I LEFT a modest and ultimately successful bid for a Perth item in the July 26 sale at Spink’s in London. It would be repeating an earlier column if I showed it here, so illustrated from the same auction is an unusual survivor from the Boer War.
Sold by order of a direct descendant was an exceptionally rare and emotive Queen Victoria scarf and related awards bestowed upon Lieutenant-Colonel W. T. Colclough, of the Devonshire Regiment.
Eight crocheted, woollen scarves were worked in the last months of her life by Queen Victoria and powerfully demonstrate the affection that she retained for the soldiers of her armies.
At the time of the outbreak of the second South African War in 1899, Victoria had been queen for 62 years, and while initial British military setbacks in the first weeks of the war may have surprised her, they did not dent her faith in her soldiers: “We are not interested in the possibilities of defeat,” she is said to have remarked: “They do not exist.”
The Queen crocheted the scarves in her closing days, her eyesight weakening and her fingers fumbling with the crochet-hook. That she was even-handed in specifying their distribution – equally to British and Colonial troops – represented her appreciation of her soldiers’ efforts, no matter what their origin.
Four were given to soldiers of the Colonial forces and three of these are in the war museums of Australia, Canada and New Zealand. The location of the fourth is unknown.

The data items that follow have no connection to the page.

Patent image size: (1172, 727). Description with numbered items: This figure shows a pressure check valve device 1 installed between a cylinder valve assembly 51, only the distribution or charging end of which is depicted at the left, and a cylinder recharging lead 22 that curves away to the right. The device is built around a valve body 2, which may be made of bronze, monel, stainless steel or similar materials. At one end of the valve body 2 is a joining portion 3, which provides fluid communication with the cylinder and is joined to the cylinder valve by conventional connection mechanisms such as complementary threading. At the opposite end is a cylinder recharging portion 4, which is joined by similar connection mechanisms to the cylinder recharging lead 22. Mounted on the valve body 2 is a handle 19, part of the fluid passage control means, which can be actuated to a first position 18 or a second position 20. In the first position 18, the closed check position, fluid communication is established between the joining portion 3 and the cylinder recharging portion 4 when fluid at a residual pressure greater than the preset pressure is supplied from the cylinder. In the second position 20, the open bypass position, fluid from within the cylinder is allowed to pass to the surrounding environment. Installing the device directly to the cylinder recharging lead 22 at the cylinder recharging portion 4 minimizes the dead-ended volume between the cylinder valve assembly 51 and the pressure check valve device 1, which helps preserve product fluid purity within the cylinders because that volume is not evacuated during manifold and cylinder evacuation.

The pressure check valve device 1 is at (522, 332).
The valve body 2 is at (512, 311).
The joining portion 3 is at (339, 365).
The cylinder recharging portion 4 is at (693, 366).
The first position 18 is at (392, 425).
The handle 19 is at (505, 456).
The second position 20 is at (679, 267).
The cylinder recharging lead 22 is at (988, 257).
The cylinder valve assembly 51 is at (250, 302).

Four were awarded to soldiers of the 2nd Brigade, 1st Division, of the British Army. Two may have been destroyed in a fire at the Surrey Infantry Museum in 2015, and the location of one is unknown.
The example offered by Spink’s was the only scarf known to survive in private hands.
Of light khaki wool, crocheted in a variant of the ‘ball pattern,’ approximately 8½ inches wide and 64 inches long, including four inches of woollen fringe at either end, the scarf had the Imperial Cypher ‘VRI’ embroidered in white silk, above which was sewn a cap badge of The Devonshire Regiment.
Expertly pitched by Spink’s at £8000-£12,000, and sold with various medals, honours and a quantity of supporting documentation, the scarf sold for £13,000.